23XI Racing and NASCAR’s only fulltime driver Bubba Wallace won the YellaWood 500 NASCAR Cup race in Talladega on Monday. Perhaps it was a big day for the 28-year-old since he was the first black driver since Wendell Scott in 1963 to win at the premier level of the sport.
Sunday being the biggest day of his career, a lot of trolls and hate came for him as he emerged as the race leader to win the Talladega cup race which was rescheduled and shortened due to the rainy and wet conditions. Some said the race was rigged and NASCAR called the race to favour Bubba Wallace.
Looking back, the black driver is not new to hate and trolls. Back in June 2020, NASCAR informed Bubba Wallace that a noose had been found in his garage stall at Talladega. This happened as he was waiting in his motorhome for a rainstorm to subside on the superspeedway. Wallace was led to believe that he was the victim of hate crime because neither did he step foot in the garage nor see the noose. Even the FBI who followed up the matter were called in by NASCAR.
After Bubba Wallace underwent the ordeal, some people still doubted him saying he somehow came up with the ‘hoax’ to get support during the nationwide racial reckoning after George Floyd was murdered. Others also hate him because he is vocal when it comes to social injustice. He successfully called on NASCAR to ban confederate flags in its events.
Denny Hamilin, the co-owner of 23XI Racing Team with Michael Jordan, advised Bubba Wallace to keep off social media for his mental wellbeing.
“People just automatically dislike me because I hired Bubba Wallace,” said Hamlin, a first-year team owner also who scoffed at the notion the race was fixed.
“I spend way too much money and these teams spend too much money to fix it,” the Joe Gibbs Racing driver said.

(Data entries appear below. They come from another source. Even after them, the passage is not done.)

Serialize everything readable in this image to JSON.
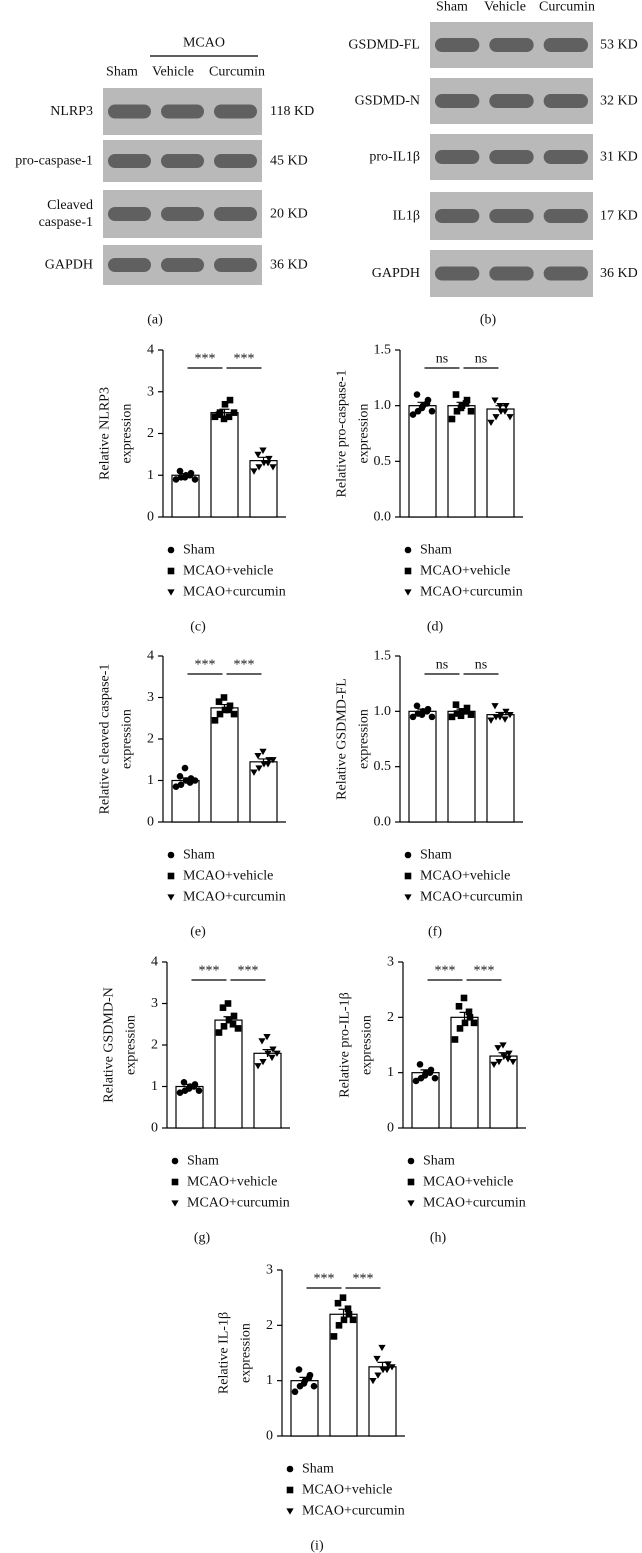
{
  "blots": [
    {
      "group_label": "MCAO",
      "lanes": [
        "Sham",
        "Vehicle",
        "Curcumin"
      ],
      "rows": [
        {
          "label": "NLRP3",
          "size": "118 KD"
        },
        {
          "label": "pro-caspase-1",
          "size": "45 KD"
        },
        {
          "label": [
            "Cleaved",
            "caspase-1"
          ],
          "size": "20 KD"
        },
        {
          "label": "GAPDH",
          "size": "36 KD"
        }
      ],
      "caption": "(a)"
    },
    {
      "lanes": [
        "Sham",
        "Vehicle",
        "Curcumin"
      ],
      "rows": [
        {
          "label": "GSDMD-FL",
          "size": "53 KD"
        },
        {
          "label": "GSDMD-N",
          "size": "32 KD"
        },
        {
          "label": "pro-IL1β",
          "size": "31 KD"
        },
        {
          "label": "IL1β",
          "size": "17 KD"
        },
        {
          "label": "GAPDH",
          "size": "36 KD"
        }
      ],
      "caption": "(b)"
    }
  ],
  "chart_data": [
    {
      "type": "bar",
      "ylabel": [
        "Relative NLRP3",
        "expression"
      ],
      "categories": [
        "Sham",
        "MCAO+vehicle",
        "MCAO+curcumin"
      ],
      "values": [
        1.0,
        2.5,
        1.35
      ],
      "errors": [
        0.04,
        0.08,
        0.08
      ],
      "points": [
        [
          0.9,
          0.95,
          1.0,
          1.05,
          1.1,
          0.95,
          1.0,
          0.9
        ],
        [
          2.4,
          2.5,
          2.7,
          2.8,
          2.45,
          2.35,
          2.4,
          2.5
        ],
        [
          1.1,
          1.2,
          1.3,
          1.4,
          1.5,
          1.6,
          1.3,
          1.2
        ]
      ],
      "annotations": [
        "***",
        "***"
      ],
      "ylim": [
        0,
        4
      ],
      "yticks": [
        0,
        1,
        2,
        3,
        4
      ],
      "color": "#ffffff",
      "markers": [
        "circle",
        "square",
        "triangle-down"
      ],
      "caption": "(c)"
    },
    {
      "type": "bar",
      "ylabel": [
        "Relative pro-caspase-1",
        "expression"
      ],
      "categories": [
        "Sham",
        "MCAO+vehicle",
        "MCAO+curcumin"
      ],
      "values": [
        1.0,
        1.0,
        0.97
      ],
      "errors": [
        0.03,
        0.03,
        0.03
      ],
      "points": [
        [
          0.92,
          0.95,
          1.0,
          1.05,
          1.1,
          0.98,
          1.02,
          0.95
        ],
        [
          0.88,
          0.95,
          1.0,
          1.05,
          1.1,
          0.98,
          1.02,
          0.95
        ],
        [
          0.85,
          0.9,
          0.95,
          1.0,
          1.05,
          1.0,
          0.95,
          0.9
        ]
      ],
      "annotations": [
        "ns",
        "ns"
      ],
      "ylim": [
        0,
        1.5
      ],
      "yticks": [
        {
          "value": 0,
          "label": "0.0"
        },
        0.5,
        {
          "value": 1,
          "label": "1.0"
        },
        1.5
      ],
      "color": "#ffffff",
      "markers": [
        "circle",
        "square",
        "triangle-down"
      ],
      "caption": "(d)"
    },
    {
      "type": "bar",
      "ylabel": [
        "Relative cleaved caspase-1",
        "expression"
      ],
      "categories": [
        "Sham",
        "MCAO+vehicle",
        "MCAO+curcumin"
      ],
      "values": [
        1.0,
        2.75,
        1.45
      ],
      "errors": [
        0.06,
        0.08,
        0.07
      ],
      "points": [
        [
          0.85,
          0.9,
          1.0,
          1.05,
          1.1,
          1.3,
          0.95,
          1.0
        ],
        [
          2.45,
          2.6,
          2.7,
          2.8,
          2.9,
          3.0,
          2.7,
          2.6
        ],
        [
          1.2,
          1.3,
          1.4,
          1.5,
          1.6,
          1.7,
          1.4,
          1.5
        ]
      ],
      "annotations": [
        "***",
        "***"
      ],
      "ylim": [
        0,
        4
      ],
      "yticks": [
        0,
        1,
        2,
        3,
        4
      ],
      "color": "#ffffff",
      "markers": [
        "circle",
        "square",
        "triangle-down"
      ],
      "caption": "(e)"
    },
    {
      "type": "bar",
      "ylabel": [
        "Relative GSDMD-FL",
        "expression"
      ],
      "categories": [
        "Sham",
        "MCAO+vehicle",
        "MCAO+curcumin"
      ],
      "values": [
        1.0,
        1.0,
        0.97
      ],
      "errors": [
        0.02,
        0.02,
        0.02
      ],
      "points": [
        [
          0.95,
          0.98,
          1.0,
          1.02,
          1.05,
          0.97,
          1.0,
          0.95
        ],
        [
          0.95,
          0.98,
          1.0,
          1.03,
          1.06,
          0.96,
          1.0,
          0.97
        ],
        [
          0.92,
          0.95,
          0.97,
          1.0,
          1.05,
          0.95,
          0.93,
          0.97
        ]
      ],
      "annotations": [
        "ns",
        "ns"
      ],
      "ylim": [
        0,
        1.5
      ],
      "yticks": [
        {
          "value": 0,
          "label": "0.0"
        },
        0.5,
        {
          "value": 1,
          "label": "1.0"
        },
        1.5
      ],
      "color": "#ffffff",
      "markers": [
        "circle",
        "square",
        "triangle-down"
      ],
      "caption": "(f)"
    },
    {
      "type": "bar",
      "ylabel": [
        "Relative GSDMD-N",
        "expression"
      ],
      "categories": [
        "Sham",
        "MCAO+vehicle",
        "MCAO+curcumin"
      ],
      "values": [
        1.0,
        2.6,
        1.8
      ],
      "errors": [
        0.05,
        0.08,
        0.09
      ],
      "points": [
        [
          0.85,
          0.9,
          1.0,
          1.05,
          1.1,
          0.95,
          1.0,
          0.9
        ],
        [
          2.3,
          2.45,
          2.6,
          2.7,
          2.9,
          3.0,
          2.5,
          2.4
        ],
        [
          1.5,
          1.6,
          1.8,
          1.9,
          2.1,
          2.2,
          1.7,
          1.8
        ]
      ],
      "annotations": [
        "***",
        "***"
      ],
      "ylim": [
        0,
        4
      ],
      "yticks": [
        0,
        1,
        2,
        3,
        4
      ],
      "color": "#ffffff",
      "markers": [
        "circle",
        "square",
        "triangle-down"
      ],
      "caption": "(g)"
    },
    {
      "type": "bar",
      "ylabel": [
        "Relative pro-IL-1β",
        "expression"
      ],
      "categories": [
        "Sham",
        "MCAO+vehicle",
        "MCAO+curcumin"
      ],
      "values": [
        1.0,
        2.0,
        1.3
      ],
      "errors": [
        0.05,
        0.09,
        0.06
      ],
      "points": [
        [
          0.85,
          0.9,
          1.0,
          1.05,
          1.15,
          0.95,
          1.0,
          0.9
        ],
        [
          1.6,
          1.8,
          1.9,
          2.0,
          2.2,
          2.35,
          2.1,
          1.9
        ],
        [
          1.15,
          1.2,
          1.3,
          1.35,
          1.45,
          1.5,
          1.25,
          1.2
        ]
      ],
      "annotations": [
        "***",
        "***"
      ],
      "ylim": [
        0,
        3
      ],
      "yticks": [
        0,
        1,
        2,
        3
      ],
      "color": "#ffffff",
      "markers": [
        "circle",
        "square",
        "triangle-down"
      ],
      "caption": "(h)"
    },
    {
      "type": "bar",
      "ylabel": [
        "Relative IL-1β",
        "expression"
      ],
      "categories": [
        "Sham",
        "MCAO+vehicle",
        "MCAO+curcumin"
      ],
      "values": [
        1.0,
        2.2,
        1.25
      ],
      "errors": [
        0.06,
        0.09,
        0.08
      ],
      "points": [
        [
          0.8,
          0.9,
          1.0,
          1.1,
          1.2,
          0.95,
          1.05,
          0.9
        ],
        [
          1.8,
          2.0,
          2.1,
          2.2,
          2.4,
          2.5,
          2.3,
          2.1
        ],
        [
          1.0,
          1.1,
          1.2,
          1.3,
          1.4,
          1.6,
          1.2,
          1.25
        ]
      ],
      "annotations": [
        "***",
        "***"
      ],
      "ylim": [
        0,
        3
      ],
      "yticks": [
        0,
        1,
        2,
        3
      ],
      "color": "#ffffff",
      "markers": [
        "circle",
        "square",
        "triangle-down"
      ],
      "caption": "(i)"
    }
  ]
}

“Any time there’s unique circumstances, it’s fixed. When a team is close to winning a football game, they fumble on the one yard line, it’s fixed. It’s just (criticism from) someone that’s having a bad day.”
Wallace said after Monday’s race he had followed Hamlin’s advice several months ago and stopped reading social media.
“It’s helped out a ton. I would go and read the comments (and) after a bad race I would become one of those haters that doesn’t know anything. I would become one of them. Just start telling myself a bunch of dark thoughts,” Wallace said. “In high school, I was always worried about what other people thought of me. I finally let that go.
“I’m not going to be able to please everybody. Doesn’t matter if I won by a thousand laps or won a rain-shortened race, not everybody is going to be happy with it,” he said. “That’s OK because I know one person that is happy and that’s me because I’m a winner and they’re not.”